Quando os humanos são evacuados após um desastre nuclear, o que acontece ao ambiente – solo, plantas e árvores, animais – deixado para trás?

Para aprender sobre o impacto na vida animal, o ecologista da vida selvagem James Beasley, professor associado na Universidade da Geórgia, fez o que muitas pessoas não fariam: aventurou-se nas zonas de exclusão perto dos reactores nucleares falhados de Chernobyl e Fukushima Daiichi. (Veja o seu TEDxPeachtree Talk: Chernobyl 30 anos depois.)

E o que Beasley encontrou desafia as expectativas. As populações de animais têm vindo a aumentar, apesar da elevada contaminação destas áreas. Embora sejam necessários mais estudos, as suas observações enviam uma mensagem potencialmente esperançosa de como a vida selvagem pode ser capaz de recuperar após uma catástrofe.

A explosão do reactor de Chernobyl a 26 de Abril de 1986 perto de Pripyat, Ucrânia, na fronteira Bielorrússia-Ucrânia é considerada a pior catástrofe nuclear da história mundial. De acordo com a Agência Internacional de Energia Atómica (AIEA), libertou 400 vezes mais radiação na atmosfera do que a bomba atómica lançada sobre Hiroshima. Mais de 116.000 pessoas foram evacuadas de uma zona de 1.622 milhas quadradas (que é metade na Bielorússia e metade na Ucrânia). A cidade de Pripyat, outrora lar de mais de 50.000 pessoas, foi abandonada, juntamente com as quintas e aldeias circundantes. No rescaldo imediato, 31 pessoas envolvidas na resposta de emergência morreram, e em 2004 outras 19 tinham falecido devido à radiação.

Mais de três décadas depois, a controvérsia continua sobre o número total de mortes e doenças causadas por Chernobyl. Numa estimativa de 2005, a Organização Mundial de Saúde teorizou que 2.200 pessoas que trabalharam na resposta de emergência e recuperação (das mais de 200.000 pessoas participantes) morreriam de causas relacionadas com a radiação, tais como o cancro da tiróide.

Wildlife ecologist James Beasley e um cão guaxinim marcado perto de Chernobyl. Foto: James Beasley.

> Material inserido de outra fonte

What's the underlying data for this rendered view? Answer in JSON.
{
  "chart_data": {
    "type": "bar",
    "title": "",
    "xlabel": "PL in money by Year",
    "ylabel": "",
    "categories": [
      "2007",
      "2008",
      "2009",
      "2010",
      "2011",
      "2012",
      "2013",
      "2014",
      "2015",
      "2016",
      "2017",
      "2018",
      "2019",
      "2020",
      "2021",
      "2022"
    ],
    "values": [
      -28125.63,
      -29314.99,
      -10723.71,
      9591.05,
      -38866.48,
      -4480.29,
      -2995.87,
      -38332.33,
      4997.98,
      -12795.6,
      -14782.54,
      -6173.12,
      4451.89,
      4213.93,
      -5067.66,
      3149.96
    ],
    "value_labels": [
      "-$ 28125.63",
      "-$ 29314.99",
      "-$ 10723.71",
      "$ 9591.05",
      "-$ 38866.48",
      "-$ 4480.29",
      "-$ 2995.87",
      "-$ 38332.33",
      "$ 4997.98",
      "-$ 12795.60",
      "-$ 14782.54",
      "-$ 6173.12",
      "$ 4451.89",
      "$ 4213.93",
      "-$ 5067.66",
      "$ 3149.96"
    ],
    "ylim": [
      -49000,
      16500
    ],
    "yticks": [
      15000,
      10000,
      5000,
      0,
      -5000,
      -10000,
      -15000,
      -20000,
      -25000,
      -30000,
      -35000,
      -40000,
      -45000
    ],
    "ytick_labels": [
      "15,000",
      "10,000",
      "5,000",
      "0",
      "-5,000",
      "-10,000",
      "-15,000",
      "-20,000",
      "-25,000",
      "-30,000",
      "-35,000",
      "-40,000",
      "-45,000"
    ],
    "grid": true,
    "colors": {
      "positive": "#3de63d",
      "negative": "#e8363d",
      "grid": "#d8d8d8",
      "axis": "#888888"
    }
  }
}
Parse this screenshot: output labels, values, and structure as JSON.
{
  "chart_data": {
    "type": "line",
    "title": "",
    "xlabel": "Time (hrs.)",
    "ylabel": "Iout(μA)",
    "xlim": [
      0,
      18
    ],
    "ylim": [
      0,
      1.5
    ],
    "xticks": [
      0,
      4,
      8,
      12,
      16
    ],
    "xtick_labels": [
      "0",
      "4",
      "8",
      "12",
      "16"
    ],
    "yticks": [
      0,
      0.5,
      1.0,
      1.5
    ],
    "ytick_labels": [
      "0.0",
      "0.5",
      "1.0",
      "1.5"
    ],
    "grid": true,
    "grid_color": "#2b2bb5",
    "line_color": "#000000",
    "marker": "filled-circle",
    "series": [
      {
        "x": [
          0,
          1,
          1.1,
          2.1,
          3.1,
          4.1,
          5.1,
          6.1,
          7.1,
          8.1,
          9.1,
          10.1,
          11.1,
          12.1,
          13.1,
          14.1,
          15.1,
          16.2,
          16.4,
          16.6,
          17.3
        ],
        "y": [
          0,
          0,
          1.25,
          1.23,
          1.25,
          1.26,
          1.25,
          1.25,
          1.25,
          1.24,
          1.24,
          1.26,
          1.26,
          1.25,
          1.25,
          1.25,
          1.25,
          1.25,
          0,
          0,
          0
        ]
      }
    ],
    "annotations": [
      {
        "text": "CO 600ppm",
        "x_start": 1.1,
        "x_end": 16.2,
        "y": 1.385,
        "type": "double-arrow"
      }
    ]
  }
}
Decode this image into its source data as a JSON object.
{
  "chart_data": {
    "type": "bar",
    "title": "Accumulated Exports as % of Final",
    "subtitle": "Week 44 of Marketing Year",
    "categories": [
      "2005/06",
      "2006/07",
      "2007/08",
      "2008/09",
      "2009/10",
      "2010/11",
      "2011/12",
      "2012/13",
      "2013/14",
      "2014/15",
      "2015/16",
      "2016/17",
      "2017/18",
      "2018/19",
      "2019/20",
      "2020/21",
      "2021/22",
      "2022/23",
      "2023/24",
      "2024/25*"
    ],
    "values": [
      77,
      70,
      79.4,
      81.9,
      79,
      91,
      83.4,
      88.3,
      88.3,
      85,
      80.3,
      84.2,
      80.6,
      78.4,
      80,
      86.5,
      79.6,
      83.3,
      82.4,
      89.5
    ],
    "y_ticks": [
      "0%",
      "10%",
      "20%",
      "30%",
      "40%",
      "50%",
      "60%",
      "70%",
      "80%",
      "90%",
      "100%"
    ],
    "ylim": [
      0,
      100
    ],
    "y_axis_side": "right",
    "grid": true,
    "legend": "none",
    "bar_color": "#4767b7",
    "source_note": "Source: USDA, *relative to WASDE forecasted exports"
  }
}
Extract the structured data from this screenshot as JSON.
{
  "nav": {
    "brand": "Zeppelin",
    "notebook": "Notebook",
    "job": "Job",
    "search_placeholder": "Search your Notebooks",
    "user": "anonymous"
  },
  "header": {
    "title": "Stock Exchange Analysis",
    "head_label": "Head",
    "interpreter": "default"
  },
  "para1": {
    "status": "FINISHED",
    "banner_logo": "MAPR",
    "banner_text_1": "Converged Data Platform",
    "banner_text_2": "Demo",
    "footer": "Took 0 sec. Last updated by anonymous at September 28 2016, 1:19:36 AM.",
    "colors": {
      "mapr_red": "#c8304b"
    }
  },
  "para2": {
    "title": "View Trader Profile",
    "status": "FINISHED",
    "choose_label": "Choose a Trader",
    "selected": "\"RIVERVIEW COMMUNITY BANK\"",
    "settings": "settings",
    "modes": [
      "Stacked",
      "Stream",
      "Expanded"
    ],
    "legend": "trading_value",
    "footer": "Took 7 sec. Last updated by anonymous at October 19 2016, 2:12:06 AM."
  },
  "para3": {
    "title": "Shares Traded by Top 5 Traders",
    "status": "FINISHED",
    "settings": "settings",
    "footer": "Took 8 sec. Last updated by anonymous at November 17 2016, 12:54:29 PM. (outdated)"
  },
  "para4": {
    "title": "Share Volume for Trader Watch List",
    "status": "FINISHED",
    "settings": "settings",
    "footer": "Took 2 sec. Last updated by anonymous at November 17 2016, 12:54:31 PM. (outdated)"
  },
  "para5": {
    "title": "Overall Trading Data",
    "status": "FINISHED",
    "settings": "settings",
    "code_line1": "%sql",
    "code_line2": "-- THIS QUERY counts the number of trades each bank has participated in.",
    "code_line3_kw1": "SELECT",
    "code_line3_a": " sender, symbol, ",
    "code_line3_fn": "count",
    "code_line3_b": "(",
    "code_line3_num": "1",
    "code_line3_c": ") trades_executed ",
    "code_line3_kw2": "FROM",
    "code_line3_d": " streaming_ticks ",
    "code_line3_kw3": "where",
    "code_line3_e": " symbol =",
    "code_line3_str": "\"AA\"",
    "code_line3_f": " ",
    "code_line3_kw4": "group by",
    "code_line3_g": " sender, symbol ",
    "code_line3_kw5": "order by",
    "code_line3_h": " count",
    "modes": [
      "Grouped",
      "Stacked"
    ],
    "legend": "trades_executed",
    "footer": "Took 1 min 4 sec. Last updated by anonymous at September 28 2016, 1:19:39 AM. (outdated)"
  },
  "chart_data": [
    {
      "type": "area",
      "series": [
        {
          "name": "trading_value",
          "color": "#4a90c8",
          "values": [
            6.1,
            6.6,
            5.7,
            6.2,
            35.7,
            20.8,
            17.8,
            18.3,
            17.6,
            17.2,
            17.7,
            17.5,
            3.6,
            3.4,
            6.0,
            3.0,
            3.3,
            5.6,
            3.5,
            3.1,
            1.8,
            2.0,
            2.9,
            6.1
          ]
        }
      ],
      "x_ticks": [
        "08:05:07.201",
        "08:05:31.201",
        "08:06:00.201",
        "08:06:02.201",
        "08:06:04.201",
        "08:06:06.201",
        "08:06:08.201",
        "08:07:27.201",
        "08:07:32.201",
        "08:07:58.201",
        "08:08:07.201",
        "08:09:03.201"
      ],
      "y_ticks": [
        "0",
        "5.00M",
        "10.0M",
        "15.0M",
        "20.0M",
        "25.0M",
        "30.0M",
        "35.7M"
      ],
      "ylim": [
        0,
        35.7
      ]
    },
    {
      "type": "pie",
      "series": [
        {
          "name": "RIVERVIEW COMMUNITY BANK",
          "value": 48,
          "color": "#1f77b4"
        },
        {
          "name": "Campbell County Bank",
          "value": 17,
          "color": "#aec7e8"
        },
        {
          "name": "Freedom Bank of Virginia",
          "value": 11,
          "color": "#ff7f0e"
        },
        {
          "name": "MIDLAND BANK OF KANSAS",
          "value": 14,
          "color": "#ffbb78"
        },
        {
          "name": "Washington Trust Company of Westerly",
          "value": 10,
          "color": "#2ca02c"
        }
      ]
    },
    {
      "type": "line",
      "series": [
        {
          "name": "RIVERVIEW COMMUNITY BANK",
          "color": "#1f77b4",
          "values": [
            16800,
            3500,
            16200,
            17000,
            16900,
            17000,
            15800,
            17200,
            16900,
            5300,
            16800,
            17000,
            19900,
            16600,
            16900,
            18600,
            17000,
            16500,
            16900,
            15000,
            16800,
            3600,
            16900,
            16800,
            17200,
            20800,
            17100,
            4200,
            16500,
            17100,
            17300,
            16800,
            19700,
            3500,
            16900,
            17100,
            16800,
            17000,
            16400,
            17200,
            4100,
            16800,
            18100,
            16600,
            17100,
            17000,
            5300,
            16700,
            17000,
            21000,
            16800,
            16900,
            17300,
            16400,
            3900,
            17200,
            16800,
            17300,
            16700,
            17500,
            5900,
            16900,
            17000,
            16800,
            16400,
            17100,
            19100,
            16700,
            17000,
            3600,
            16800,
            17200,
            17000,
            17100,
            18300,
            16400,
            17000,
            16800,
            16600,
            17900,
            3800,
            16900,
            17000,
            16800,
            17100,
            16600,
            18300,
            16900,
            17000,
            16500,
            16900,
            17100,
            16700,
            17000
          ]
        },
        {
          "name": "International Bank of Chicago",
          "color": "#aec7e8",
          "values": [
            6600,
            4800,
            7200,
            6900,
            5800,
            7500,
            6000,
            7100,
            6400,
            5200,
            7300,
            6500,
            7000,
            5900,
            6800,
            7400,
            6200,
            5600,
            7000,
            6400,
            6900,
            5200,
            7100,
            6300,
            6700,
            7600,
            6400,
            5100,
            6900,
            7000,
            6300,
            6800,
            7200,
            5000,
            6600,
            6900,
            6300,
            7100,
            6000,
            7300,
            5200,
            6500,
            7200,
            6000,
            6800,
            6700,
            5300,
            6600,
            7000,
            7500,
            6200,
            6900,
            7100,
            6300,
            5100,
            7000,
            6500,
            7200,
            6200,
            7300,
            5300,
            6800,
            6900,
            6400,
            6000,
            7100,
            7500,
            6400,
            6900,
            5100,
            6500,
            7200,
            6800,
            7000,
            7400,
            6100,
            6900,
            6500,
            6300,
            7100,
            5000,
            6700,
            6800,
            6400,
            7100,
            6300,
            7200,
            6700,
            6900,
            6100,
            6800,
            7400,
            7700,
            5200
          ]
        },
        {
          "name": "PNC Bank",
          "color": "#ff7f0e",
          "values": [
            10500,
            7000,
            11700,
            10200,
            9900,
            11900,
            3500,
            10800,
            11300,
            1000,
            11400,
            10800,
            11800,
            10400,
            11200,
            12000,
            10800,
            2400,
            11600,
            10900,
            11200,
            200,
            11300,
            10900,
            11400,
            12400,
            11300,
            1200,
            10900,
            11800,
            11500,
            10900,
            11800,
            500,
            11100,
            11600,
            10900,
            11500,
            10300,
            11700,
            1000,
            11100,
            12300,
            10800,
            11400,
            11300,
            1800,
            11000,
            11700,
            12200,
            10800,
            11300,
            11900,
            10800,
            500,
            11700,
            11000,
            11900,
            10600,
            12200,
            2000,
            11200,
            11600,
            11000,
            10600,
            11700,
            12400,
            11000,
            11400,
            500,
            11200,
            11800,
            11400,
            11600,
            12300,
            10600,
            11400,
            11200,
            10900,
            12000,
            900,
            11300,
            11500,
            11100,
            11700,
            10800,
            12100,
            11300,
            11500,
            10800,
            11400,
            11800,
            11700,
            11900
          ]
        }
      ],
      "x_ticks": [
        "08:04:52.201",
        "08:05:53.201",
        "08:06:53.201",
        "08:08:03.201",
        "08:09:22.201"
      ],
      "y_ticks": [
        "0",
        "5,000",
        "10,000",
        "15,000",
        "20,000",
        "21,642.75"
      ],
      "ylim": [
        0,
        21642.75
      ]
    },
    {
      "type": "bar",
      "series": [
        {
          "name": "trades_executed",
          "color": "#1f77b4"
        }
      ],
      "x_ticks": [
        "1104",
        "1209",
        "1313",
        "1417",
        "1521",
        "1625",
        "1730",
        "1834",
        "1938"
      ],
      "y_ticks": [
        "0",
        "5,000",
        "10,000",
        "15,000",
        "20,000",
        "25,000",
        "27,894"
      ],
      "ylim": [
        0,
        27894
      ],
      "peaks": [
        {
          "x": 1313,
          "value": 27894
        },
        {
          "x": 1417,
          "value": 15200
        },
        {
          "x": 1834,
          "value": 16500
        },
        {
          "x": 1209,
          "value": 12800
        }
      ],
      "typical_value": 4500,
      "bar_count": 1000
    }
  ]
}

Less é conhecido sobre os efeitos da radiação noutra população da região: os animais selvagens que ali vivem. No rescaldo imediato, as plantas e a vida selvagem foram claramente devastadas. Em poucos meses, até 4,3 milhas de florestas de pinheiros a oeste do reactor morreram, ganhando o apelido de “Floresta Vermelha”. Além disso, de acordo com a AIEA, morreram grandes populações de roedores e insectos que viviam no solo. Durante alguns anos após o acidente, as vacas e ovelhas que tinham sido evacuadas ficaram visivelmente doentes, assim como os seus descendentes. E embora não haja muitos dados sobre como a radiação afectou os animais a nível do ADN, os investigadores observaram um aumento dos danos genéticos em moscas da fruta, ratos e uma erva chamada thale cress.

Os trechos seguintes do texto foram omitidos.